Nach der Machtübernahme der Nationalsozialisten im Januar 1933 siedelte Frank-Holländer mit ihren Töchtern zunächst nach Aachen zu ihrer Familie über. Im Herbst 1933 folgte sie ihrem Mann nach Amsterdam, wo die Familie eine Wohnung auf dem Merwedeplein 37 bezog. Margot folgte im Dezember 1933, Anne im Februar 1934. Für Edith bedeutete die Emigration eine schwierige Eingewöhnung: Sie lebte getrennt von ihren in Deutschland verbliebenen Verwandten, in beengteren Verhältnissen, ohne die gewohnte Haushaltshilfe und ohne Kenntnisse der niederländischen Sprache. Einen Sprachkurs brach sie vorzeitig ab. Anne Frank erwähnte 1942 in ihrem Tagebuch, dass ihre Mutter noch immer furchtbares Niederländisch spreche.

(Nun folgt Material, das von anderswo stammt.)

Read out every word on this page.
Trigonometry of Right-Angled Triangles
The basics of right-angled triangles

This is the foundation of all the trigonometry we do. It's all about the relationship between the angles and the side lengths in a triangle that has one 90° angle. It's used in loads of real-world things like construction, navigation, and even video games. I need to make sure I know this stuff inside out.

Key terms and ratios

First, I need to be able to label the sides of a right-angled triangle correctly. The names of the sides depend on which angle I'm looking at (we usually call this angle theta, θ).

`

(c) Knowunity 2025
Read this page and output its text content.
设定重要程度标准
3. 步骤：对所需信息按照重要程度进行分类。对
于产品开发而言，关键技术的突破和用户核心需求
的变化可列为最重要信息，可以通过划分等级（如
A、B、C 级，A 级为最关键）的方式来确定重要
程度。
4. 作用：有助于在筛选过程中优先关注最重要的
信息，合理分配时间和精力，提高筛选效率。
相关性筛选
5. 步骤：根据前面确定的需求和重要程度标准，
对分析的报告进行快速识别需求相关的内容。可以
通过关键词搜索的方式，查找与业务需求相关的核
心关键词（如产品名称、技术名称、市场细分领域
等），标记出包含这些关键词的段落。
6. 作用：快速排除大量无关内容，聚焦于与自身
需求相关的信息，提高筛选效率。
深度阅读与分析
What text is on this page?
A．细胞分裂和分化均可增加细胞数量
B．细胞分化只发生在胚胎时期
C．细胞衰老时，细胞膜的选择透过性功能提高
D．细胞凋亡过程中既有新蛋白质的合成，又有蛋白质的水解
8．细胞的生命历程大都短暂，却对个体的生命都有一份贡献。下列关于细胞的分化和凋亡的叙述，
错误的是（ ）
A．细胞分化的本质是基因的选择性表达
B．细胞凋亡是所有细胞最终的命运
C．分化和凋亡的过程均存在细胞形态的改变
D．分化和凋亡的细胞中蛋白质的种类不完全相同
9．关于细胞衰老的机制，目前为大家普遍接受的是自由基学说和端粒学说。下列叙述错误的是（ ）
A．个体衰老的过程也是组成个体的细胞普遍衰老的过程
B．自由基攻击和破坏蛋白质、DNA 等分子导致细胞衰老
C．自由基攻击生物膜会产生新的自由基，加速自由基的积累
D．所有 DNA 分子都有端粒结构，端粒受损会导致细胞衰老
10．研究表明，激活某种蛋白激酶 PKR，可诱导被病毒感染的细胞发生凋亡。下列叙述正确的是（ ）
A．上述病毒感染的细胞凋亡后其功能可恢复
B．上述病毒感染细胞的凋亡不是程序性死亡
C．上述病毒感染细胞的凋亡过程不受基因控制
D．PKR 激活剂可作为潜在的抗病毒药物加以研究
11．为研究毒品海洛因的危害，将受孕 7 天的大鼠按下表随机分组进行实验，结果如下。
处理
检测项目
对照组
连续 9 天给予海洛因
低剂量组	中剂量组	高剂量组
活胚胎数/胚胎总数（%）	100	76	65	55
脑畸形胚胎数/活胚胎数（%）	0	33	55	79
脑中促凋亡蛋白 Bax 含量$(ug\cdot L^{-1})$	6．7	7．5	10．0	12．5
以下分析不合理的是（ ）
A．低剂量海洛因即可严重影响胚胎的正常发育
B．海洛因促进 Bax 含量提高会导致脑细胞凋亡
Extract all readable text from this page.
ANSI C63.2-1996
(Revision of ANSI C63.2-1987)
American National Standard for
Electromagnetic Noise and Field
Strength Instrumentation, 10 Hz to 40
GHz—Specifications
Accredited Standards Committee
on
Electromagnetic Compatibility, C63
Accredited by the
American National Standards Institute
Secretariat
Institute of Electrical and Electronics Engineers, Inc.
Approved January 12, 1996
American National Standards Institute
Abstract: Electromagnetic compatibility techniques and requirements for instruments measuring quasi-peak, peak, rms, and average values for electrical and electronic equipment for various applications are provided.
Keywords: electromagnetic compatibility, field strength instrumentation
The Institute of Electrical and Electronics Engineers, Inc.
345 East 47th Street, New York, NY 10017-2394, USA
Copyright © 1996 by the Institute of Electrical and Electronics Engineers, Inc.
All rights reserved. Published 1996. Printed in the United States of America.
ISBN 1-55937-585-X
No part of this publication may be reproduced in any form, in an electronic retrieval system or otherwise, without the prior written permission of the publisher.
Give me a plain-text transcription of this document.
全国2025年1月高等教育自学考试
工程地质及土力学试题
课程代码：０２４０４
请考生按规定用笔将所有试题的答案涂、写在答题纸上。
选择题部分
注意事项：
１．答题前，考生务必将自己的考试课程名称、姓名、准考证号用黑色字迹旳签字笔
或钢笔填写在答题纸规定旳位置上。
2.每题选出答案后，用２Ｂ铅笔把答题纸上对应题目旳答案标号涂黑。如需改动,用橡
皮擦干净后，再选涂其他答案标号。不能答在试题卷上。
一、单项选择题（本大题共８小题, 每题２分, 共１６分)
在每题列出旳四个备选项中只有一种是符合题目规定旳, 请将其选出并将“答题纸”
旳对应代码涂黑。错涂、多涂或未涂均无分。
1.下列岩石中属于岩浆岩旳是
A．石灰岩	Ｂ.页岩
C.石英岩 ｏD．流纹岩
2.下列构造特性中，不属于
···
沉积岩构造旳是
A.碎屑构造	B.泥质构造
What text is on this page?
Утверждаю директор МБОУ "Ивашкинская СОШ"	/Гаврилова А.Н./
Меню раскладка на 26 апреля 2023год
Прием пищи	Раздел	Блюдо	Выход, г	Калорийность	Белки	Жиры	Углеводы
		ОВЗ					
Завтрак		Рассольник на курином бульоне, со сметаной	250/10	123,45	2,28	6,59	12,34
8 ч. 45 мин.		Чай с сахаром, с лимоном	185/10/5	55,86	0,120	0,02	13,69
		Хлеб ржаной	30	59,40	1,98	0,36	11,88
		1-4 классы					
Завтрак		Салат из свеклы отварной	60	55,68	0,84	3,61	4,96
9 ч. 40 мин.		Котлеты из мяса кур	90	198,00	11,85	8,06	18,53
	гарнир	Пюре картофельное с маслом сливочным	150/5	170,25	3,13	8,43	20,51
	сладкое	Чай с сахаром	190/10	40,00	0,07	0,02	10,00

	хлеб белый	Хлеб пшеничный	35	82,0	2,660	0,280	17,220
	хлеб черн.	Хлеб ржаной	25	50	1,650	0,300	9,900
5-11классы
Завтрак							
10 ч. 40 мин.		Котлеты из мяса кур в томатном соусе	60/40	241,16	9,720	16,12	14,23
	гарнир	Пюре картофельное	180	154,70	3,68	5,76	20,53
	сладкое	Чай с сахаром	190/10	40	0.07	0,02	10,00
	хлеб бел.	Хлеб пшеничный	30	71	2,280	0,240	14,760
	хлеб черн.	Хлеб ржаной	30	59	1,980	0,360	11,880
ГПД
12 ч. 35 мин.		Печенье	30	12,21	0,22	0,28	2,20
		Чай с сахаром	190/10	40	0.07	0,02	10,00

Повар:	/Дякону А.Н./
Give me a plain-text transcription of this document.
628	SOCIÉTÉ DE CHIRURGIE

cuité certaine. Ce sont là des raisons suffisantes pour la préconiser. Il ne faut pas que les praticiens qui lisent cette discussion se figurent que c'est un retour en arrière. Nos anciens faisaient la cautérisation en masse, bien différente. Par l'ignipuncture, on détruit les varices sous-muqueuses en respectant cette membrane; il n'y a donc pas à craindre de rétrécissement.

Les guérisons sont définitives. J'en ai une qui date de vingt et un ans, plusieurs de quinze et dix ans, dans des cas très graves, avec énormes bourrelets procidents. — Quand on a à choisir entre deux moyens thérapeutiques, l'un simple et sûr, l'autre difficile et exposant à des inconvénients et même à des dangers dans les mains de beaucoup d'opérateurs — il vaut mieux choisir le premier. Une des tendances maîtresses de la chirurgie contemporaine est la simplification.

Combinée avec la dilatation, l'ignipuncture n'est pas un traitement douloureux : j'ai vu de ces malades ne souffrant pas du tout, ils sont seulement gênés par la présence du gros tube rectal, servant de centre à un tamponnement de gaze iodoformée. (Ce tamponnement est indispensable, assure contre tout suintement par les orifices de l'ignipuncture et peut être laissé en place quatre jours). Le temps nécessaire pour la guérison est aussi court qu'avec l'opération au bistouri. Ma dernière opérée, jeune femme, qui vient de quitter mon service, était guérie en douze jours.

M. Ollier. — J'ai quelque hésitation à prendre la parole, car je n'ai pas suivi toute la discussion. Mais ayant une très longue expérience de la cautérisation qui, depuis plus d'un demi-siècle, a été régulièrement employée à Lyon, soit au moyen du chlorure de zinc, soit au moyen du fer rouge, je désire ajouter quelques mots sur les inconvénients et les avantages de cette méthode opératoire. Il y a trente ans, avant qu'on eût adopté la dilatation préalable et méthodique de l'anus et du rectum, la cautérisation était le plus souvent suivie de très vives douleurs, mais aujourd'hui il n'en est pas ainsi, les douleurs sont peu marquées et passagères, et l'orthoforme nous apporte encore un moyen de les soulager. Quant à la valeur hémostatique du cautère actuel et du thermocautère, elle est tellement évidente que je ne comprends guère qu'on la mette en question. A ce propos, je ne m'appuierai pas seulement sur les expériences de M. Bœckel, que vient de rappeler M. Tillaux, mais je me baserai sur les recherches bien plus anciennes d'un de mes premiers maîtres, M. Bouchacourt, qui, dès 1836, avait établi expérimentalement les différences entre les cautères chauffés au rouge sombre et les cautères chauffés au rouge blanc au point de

Mit ihrer Tochter Margot besuchte Edith regelmäßig die liberale Synagoge Amsterdams. Gelegentlich unternahm die Familie Reisen, etwa im Dezember 1935 zu Verwandten von Otto Frank in die Schweiz. Im Sommer 1936 reiste Edith mit ihren Töchtern nach Sils Maria, und später im selben Jahr fuhr sie allein nach Frankfurt zu einer Freundin. Engen Kontakt hielt sie vor allem zu ihrer Mutter Rosa Holländer, die in Aachen geblieben war.

Bereits während der Novemberpogrome 1938 wurden Ediths Brüder Julius und Walter Holländer verhaftet. Julius wurde als Kriegsveteran kurze Zeit später freigelassen. Walter hingegen wurde in das Konzentrationslager Sachsenhausen deportiert und im Dezember 1938 in die Niederlande ausgewiesen, wo er in einem Flüchtlingslager lebte. Erst im Dezember 1939 durfte er in die USA ausreisen. Julius gelang 1939 ebenfalls die Ausreise dorthin. Die Handelsgesellschaft B. Holländer wurde im Januar 1939 aufgelöst. Rosa Holländer durfte im März 1939 in die Niederlande ausreisen und lebte fortan im Haushalt ihrer Tochter. Sie starb am 29. Januar 1942 an Krebs und wurde auf dem Friedhof der jüdischen Gemeinde in Hoofddorp beigesetzt.

Im Mai 1940 besetzten deutsche Truppen die Niederlande. Die Besatzungsmacht führte schrittweise immer mehr antisemitische Gesetze ein. Otto Frank versuchte, die Ausreise der Familie in die USA zu organisieren, doch seine Bemühungen scheiterten. Als im Sommer 1942 die systematischen Deportationen von Juden aus den Niederlanden begannen, hatte Otto Frank bereits ein Versteck im Hinterhaus seines Bürogebäudes vorbereitet. Edith zog mit ihrer Familie in dieses enge Quartier, das zwei Jahre lang ihr Zuhause bleiben sollte.

Im August 1944 wurde das Versteck verraten und die Familie verhaftet. Edith Frank-Holländer wurde zunächst ins Konzentrationslager Auschwitz deportiert. Als ihre Töchter Anne und Margot im Oktober 1944 nach Bergen-Belsen verlegt wurden, blieb Edith in Auschwitz zurück. Sie starb am 6. Januar 1945 im Konzentrationslager Auschwitz-Birkenau, wenige Wochen vor der Befreiung durch die Rote Armee. Sie wurde 44 Jahre alt. Bekannt geblieben ist Edith Frank-Holländer vor allem als Mutter von Anne Frank, deren Tagebuch zu einem der meistgelesenen Zeugnisse des Holocaust wurde.